Na Zona Norte de Manaus, em frente à Escola Municipal Dr. João Queiroz, uma tragédia abalou a comunidade local. Um aluno de 10 anos foi agredido por um colega na última semana, entre quinta e sexta-feira, dentro das dependências da escola. Dias depois, a criança, identificada como Eduardo, infelizmente faleceu devido às consequências da agressão.
A comoção levou vários pais a se reunirem em frente à escola em protesto, alegando que o corpo técnico da instituição não agiu de maneira adequada diante da situação. Gabriela da Silva, amiga da família de Eduardo, relatou que ele vinha reclamando de agressões e bullying para a professora Cláudia, mas suas queixas foram ignoradas. Segundo Gabriela, Eduardo sofria pressão dos colegas para fazer as tarefas escolares deles, e quando se recusava, era agredido.
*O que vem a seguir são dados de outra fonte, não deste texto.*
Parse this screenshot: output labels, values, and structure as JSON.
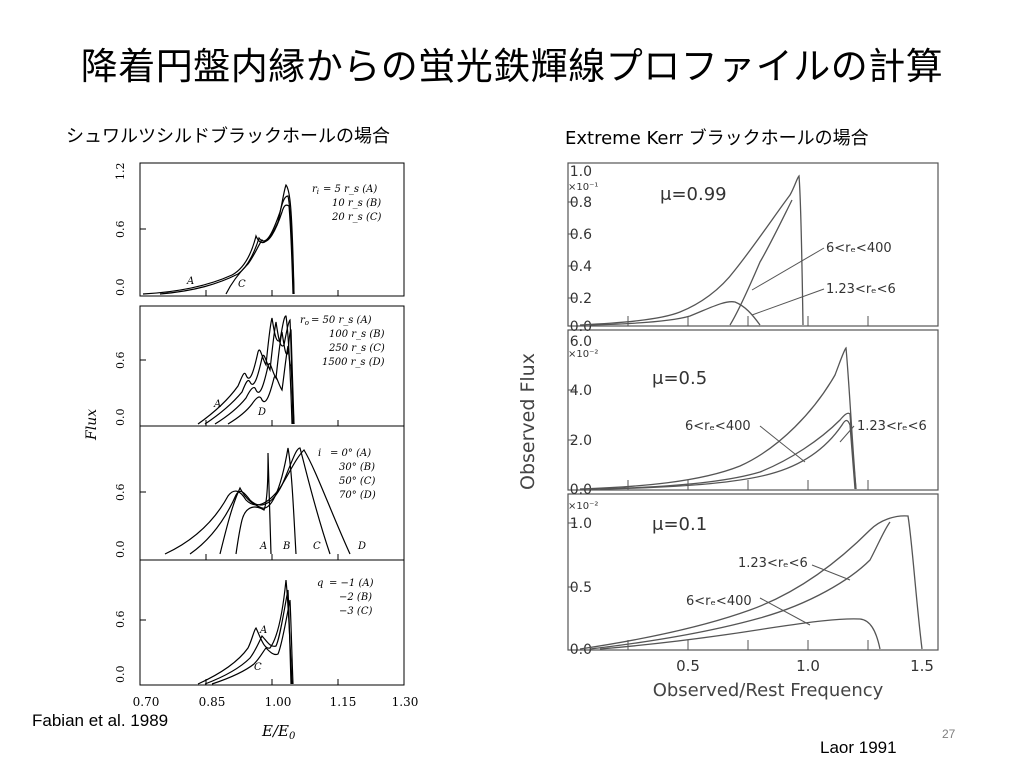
{
  "slide": {
    "title": "降着円盤内縁からの蛍光鉄輝線プロファイルの計算",
    "page_number": "27"
  },
  "left_figure": {
    "caption": "シュワルツシルドブラックホールの場合",
    "reference": "Fabian et al. 1989",
    "y_axis_label": "Flux",
    "x_axis_label": "E/E",
    "x_axis_label_sub": "0",
    "x_ticks": [
      "0.70",
      "0.85",
      "1.00",
      "1.15",
      "1.30"
    ],
    "panels": [
      {
        "y_ticks": [
          "0.0",
          "0.6",
          "1.2"
        ],
        "legend_param": "r",
        "legend_param_sub": "i",
        "legend": [
          "= 5  r_s (A)",
          "10  r_s (B)",
          "20  r_s (C)"
        ],
        "curve_labels": [
          "A",
          "C"
        ]
      },
      {
        "y_ticks": [
          "0.0",
          "0.6"
        ],
        "legend_param": "r",
        "legend_param_sub": "o",
        "legend": [
          "= 50  r_s (A)",
          "100  r_s (B)",
          "250  r_s (C)",
          "1500 r_s (D)"
        ],
        "curve_labels": [
          "A",
          "D"
        ]
      },
      {
        "y_ticks": [
          "0.0",
          "0.6"
        ],
        "legend_param": "i",
        "legend": [
          "= 0° (A)",
          "30° (B)",
          "50° (C)",
          "70° (D)"
        ],
        "curve_labels": [
          "A",
          "B",
          "C",
          "D"
        ]
      },
      {
        "y_ticks": [
          "0.0",
          "0.6"
        ],
        "legend_param": "q",
        "legend": [
          "= −1 (A)",
          "−2 (B)",
          "−3 (C)"
        ],
        "curve_labels": [
          "A",
          "C"
        ]
      }
    ]
  },
  "right_figure": {
    "caption": "Extreme Kerr ブラックホールの場合",
    "reference": "Laor 1991",
    "y_axis_label": "Observed Flux",
    "x_axis_label": "Observed/Rest Frequency",
    "x_ticks": [
      "0.5",
      "1.0",
      "1.5"
    ],
    "panels": [
      {
        "mu": "μ=0.99",
        "scale": "×10⁻¹",
        "y_ticks": [
          "0.0",
          "0.2",
          "0.4",
          "0.6",
          "0.8",
          "1.0"
        ],
        "annotations": [
          "6<rₑ<400",
          "1.23<rₑ<6"
        ]
      },
      {
        "mu": "μ=0.5",
        "scale": "×10⁻²",
        "y_ticks": [
          "0.0",
          "2.0",
          "4.0",
          "6.0"
        ],
        "annotations": [
          "6<rₑ<400",
          "1.23<rₑ<6"
        ]
      },
      {
        "mu": "μ=0.1",
        "scale": "×10⁻²",
        "y_ticks": [
          "0.0",
          "0.5",
          "1.0"
        ],
        "annotations": [
          "1.23<rₑ<6",
          "6<rₑ<400"
        ]
      }
    ]
  }
}
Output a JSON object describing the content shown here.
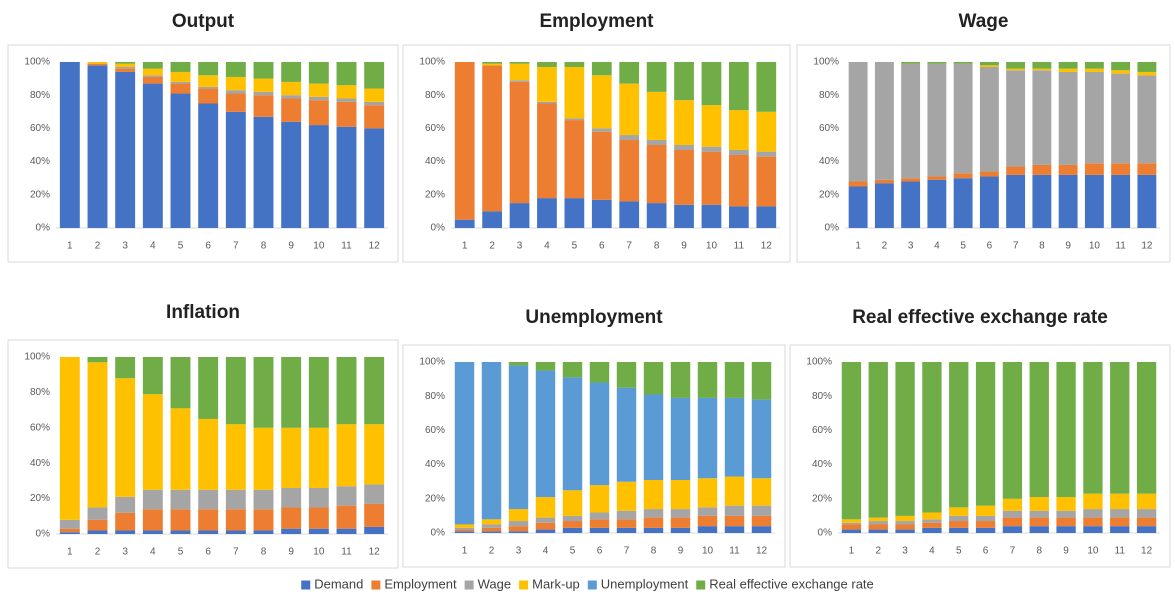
{
  "legend": [
    {
      "name": "Demand",
      "color": "#4472c4"
    },
    {
      "name": "Employment",
      "color": "#ed7d31"
    },
    {
      "name": "Wage",
      "color": "#a5a5a5"
    },
    {
      "name": "Mark-up",
      "color": "#ffc000"
    },
    {
      "name": "Unemployment",
      "color": "#5b9bd5"
    },
    {
      "name": "Real effective exchange rate",
      "color": "#70ad47"
    }
  ],
  "chart_data": [
    {
      "type": "bar",
      "stacked": true,
      "title": "Output",
      "categories": [
        "1",
        "2",
        "3",
        "4",
        "5",
        "6",
        "7",
        "8",
        "9",
        "10",
        "11",
        "12"
      ],
      "ylim": [
        0,
        100
      ],
      "yticks": [
        {
          "value": 0,
          "label": "0%"
        },
        {
          "value": 20,
          "label": "20%"
        },
        {
          "value": 40,
          "label": "40%"
        },
        {
          "value": 60,
          "label": "60%"
        },
        {
          "value": 80,
          "label": "80%"
        },
        {
          "value": 100,
          "label": "100%"
        }
      ],
      "series": [
        {
          "values": [
            100,
            98,
            94,
            87,
            81,
            75,
            70,
            67,
            64,
            62,
            61,
            60
          ]
        },
        {
          "values": [
            0,
            1,
            2,
            4,
            6,
            9,
            11,
            13,
            14,
            15,
            15,
            14
          ]
        },
        {
          "values": [
            0,
            0,
            1,
            1,
            1,
            1,
            2,
            2,
            2,
            2,
            2,
            2
          ]
        },
        {
          "values": [
            0,
            1,
            2,
            4,
            6,
            7,
            8,
            8,
            8,
            8,
            8,
            8
          ]
        },
        {
          "values": [
            0,
            0,
            0,
            0,
            0,
            0,
            0,
            0,
            0,
            0,
            0,
            0
          ]
        },
        {
          "values": [
            0,
            0,
            1,
            4,
            6,
            8,
            9,
            10,
            12,
            13,
            14,
            16
          ]
        }
      ]
    },
    {
      "type": "bar",
      "stacked": true,
      "title": "Employment",
      "categories": [
        "1",
        "2",
        "3",
        "4",
        "5",
        "6",
        "7",
        "8",
        "9",
        "10",
        "11",
        "12"
      ],
      "ylim": [
        0,
        100
      ],
      "yticks": [
        {
          "value": 0,
          "label": "0%"
        },
        {
          "value": 20,
          "label": "20%"
        },
        {
          "value": 40,
          "label": "40%"
        },
        {
          "value": 60,
          "label": "60%"
        },
        {
          "value": 80,
          "label": "80%"
        },
        {
          "value": 100,
          "label": "100%"
        }
      ],
      "series": [
        {
          "values": [
            5,
            10,
            15,
            18,
            18,
            17,
            16,
            15,
            14,
            14,
            13,
            13
          ]
        },
        {
          "values": [
            95,
            88,
            73,
            57,
            47,
            41,
            37,
            35,
            33,
            32,
            31,
            30
          ]
        },
        {
          "values": [
            0,
            0,
            1,
            1,
            1,
            2,
            3,
            3,
            3,
            3,
            3,
            3
          ]
        },
        {
          "values": [
            0,
            1,
            10,
            21,
            31,
            32,
            31,
            29,
            27,
            25,
            24,
            24
          ]
        },
        {
          "values": [
            0,
            0,
            0,
            0,
            0,
            0,
            0,
            0,
            0,
            0,
            0,
            0
          ]
        },
        {
          "values": [
            0,
            1,
            1,
            3,
            3,
            8,
            13,
            18,
            23,
            26,
            29,
            30
          ]
        }
      ]
    },
    {
      "type": "bar",
      "stacked": true,
      "title": "Wage",
      "categories": [
        "1",
        "2",
        "3",
        "4",
        "5",
        "6",
        "7",
        "8",
        "9",
        "10",
        "11",
        "12"
      ],
      "ylim": [
        0,
        100
      ],
      "yticks": [
        {
          "value": 0,
          "label": "0%"
        },
        {
          "value": 20,
          "label": "20%"
        },
        {
          "value": 40,
          "label": "40%"
        },
        {
          "value": 60,
          "label": "60%"
        },
        {
          "value": 80,
          "label": "80%"
        },
        {
          "value": 100,
          "label": "100%"
        }
      ],
      "series": [
        {
          "values": [
            25,
            27,
            28,
            29,
            30,
            31,
            32,
            32,
            32,
            32,
            32,
            32
          ]
        },
        {
          "values": [
            3,
            2,
            2,
            2,
            3,
            3,
            5,
            6,
            6,
            7,
            7,
            7
          ]
        },
        {
          "values": [
            72,
            71,
            69,
            68,
            66,
            63,
            58,
            57,
            56,
            55,
            54,
            53
          ]
        },
        {
          "values": [
            0,
            0,
            0,
            0,
            0,
            1,
            1,
            1,
            2,
            2,
            2,
            2
          ]
        },
        {
          "values": [
            0,
            0,
            0,
            0,
            0,
            0,
            0,
            0,
            0,
            0,
            0,
            0
          ]
        },
        {
          "values": [
            0,
            0,
            1,
            1,
            1,
            2,
            4,
            4,
            4,
            4,
            5,
            6
          ]
        }
      ]
    },
    {
      "type": "bar",
      "stacked": true,
      "title": "Inflation",
      "categories": [
        "1",
        "2",
        "3",
        "4",
        "5",
        "6",
        "7",
        "8",
        "9",
        "10",
        "11",
        "12"
      ],
      "ylim": [
        0,
        100
      ],
      "yticks": [
        {
          "value": 0,
          "label": "0%"
        },
        {
          "value": 20,
          "label": "20%"
        },
        {
          "value": 40,
          "label": "40%"
        },
        {
          "value": 60,
          "label": "60%"
        },
        {
          "value": 80,
          "label": "80%"
        },
        {
          "value": 100,
          "label": "100%"
        }
      ],
      "series": [
        {
          "values": [
            1,
            2,
            2,
            2,
            2,
            2,
            2,
            2,
            3,
            3,
            3,
            4
          ]
        },
        {
          "values": [
            2,
            6,
            10,
            12,
            12,
            12,
            12,
            12,
            12,
            12,
            13,
            13
          ]
        },
        {
          "values": [
            5,
            7,
            9,
            11,
            11,
            11,
            11,
            11,
            11,
            11,
            11,
            11
          ]
        },
        {
          "values": [
            92,
            82,
            67,
            54,
            46,
            40,
            37,
            35,
            34,
            34,
            35,
            34
          ]
        },
        {
          "values": [
            0,
            0,
            0,
            0,
            0,
            0,
            0,
            0,
            0,
            0,
            0,
            0
          ]
        },
        {
          "values": [
            0,
            3,
            12,
            21,
            29,
            35,
            38,
            40,
            40,
            40,
            38,
            38
          ]
        }
      ]
    },
    {
      "type": "bar",
      "stacked": true,
      "title": "Unemployment",
      "categories": [
        "1",
        "2",
        "3",
        "4",
        "5",
        "6",
        "7",
        "8",
        "9",
        "10",
        "11",
        "12"
      ],
      "ylim": [
        0,
        100
      ],
      "yticks": [
        {
          "value": 0,
          "label": "0%"
        },
        {
          "value": 20,
          "label": "20%"
        },
        {
          "value": 40,
          "label": "40%"
        },
        {
          "value": 60,
          "label": "60%"
        },
        {
          "value": 80,
          "label": "80%"
        },
        {
          "value": 100,
          "label": "100%"
        }
      ],
      "series": [
        {
          "values": [
            1,
            1,
            1,
            2,
            3,
            3,
            3,
            3,
            3,
            4,
            4,
            4
          ]
        },
        {
          "values": [
            1,
            2,
            3,
            4,
            4,
            5,
            5,
            6,
            6,
            6,
            6,
            6
          ]
        },
        {
          "values": [
            1,
            2,
            3,
            3,
            3,
            4,
            5,
            5,
            5,
            5,
            6,
            6
          ]
        },
        {
          "values": [
            2,
            3,
            7,
            12,
            15,
            16,
            17,
            17,
            17,
            17,
            17,
            16
          ]
        },
        {
          "values": [
            95,
            92,
            84,
            74,
            66,
            60,
            55,
            50,
            48,
            47,
            46,
            46
          ]
        },
        {
          "values": [
            0,
            0,
            2,
            5,
            9,
            12,
            15,
            19,
            21,
            21,
            21,
            22
          ]
        }
      ]
    },
    {
      "type": "bar",
      "stacked": true,
      "title": "Real effective exchange rate",
      "categories": [
        "1",
        "2",
        "3",
        "4",
        "5",
        "6",
        "7",
        "8",
        "9",
        "10",
        "11",
        "12"
      ],
      "ylim": [
        0,
        100
      ],
      "yticks": [
        {
          "value": 0,
          "label": "0%"
        },
        {
          "value": 20,
          "label": "20%"
        },
        {
          "value": 40,
          "label": "40%"
        },
        {
          "value": 60,
          "label": "60%"
        },
        {
          "value": 80,
          "label": "80%"
        },
        {
          "value": 100,
          "label": "100%"
        }
      ],
      "series": [
        {
          "values": [
            2,
            2,
            2,
            3,
            3,
            3,
            4,
            4,
            4,
            4,
            4,
            4
          ]
        },
        {
          "values": [
            3,
            3,
            3,
            3,
            4,
            4,
            5,
            5,
            5,
            5,
            5,
            5
          ]
        },
        {
          "values": [
            1,
            2,
            2,
            2,
            3,
            3,
            4,
            4,
            4,
            5,
            5,
            5
          ]
        },
        {
          "values": [
            2,
            2,
            3,
            4,
            5,
            6,
            7,
            8,
            8,
            9,
            9,
            9
          ]
        },
        {
          "values": [
            0,
            0,
            0,
            0,
            0,
            0,
            0,
            0,
            0,
            0,
            0,
            0
          ]
        },
        {
          "values": [
            92,
            91,
            90,
            88,
            85,
            84,
            80,
            79,
            79,
            77,
            77,
            77
          ]
        }
      ]
    }
  ]
}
Gabriela também mencionou que, no dia da agressão fatal, dois colegas agrediram Eduardo na saída da escola. A violência não foi um evento isolado, pois o sobrinho de Gabriela também foi vítima de agressões dentro da mesma instituição.
Em resposta ao ocorrido, a Secretaria Municipal de Educação emitiu uma nota informando que não há registros nas câmeras de segurança que comprovem o espancamento de Eduardo dentro ou em frente à escola. A secretaria afirmou que, ao ser comunicada do falecimento, prestou total apoio à família, providenciando transporte e auxílio funeral. No entanto, amigos da família contestam essa afirmação, alegando falta de apoio adequado.
A secretaria também destacou que está disponível para prestar assistência psicológica à família e apoio às pessoas afetadas por essa tragédia. A comunidade escolar está em luto, e as autoridades estão sendo pressionadas para tomar medidas que garantam a segurança dos alunos nas dependências escolares.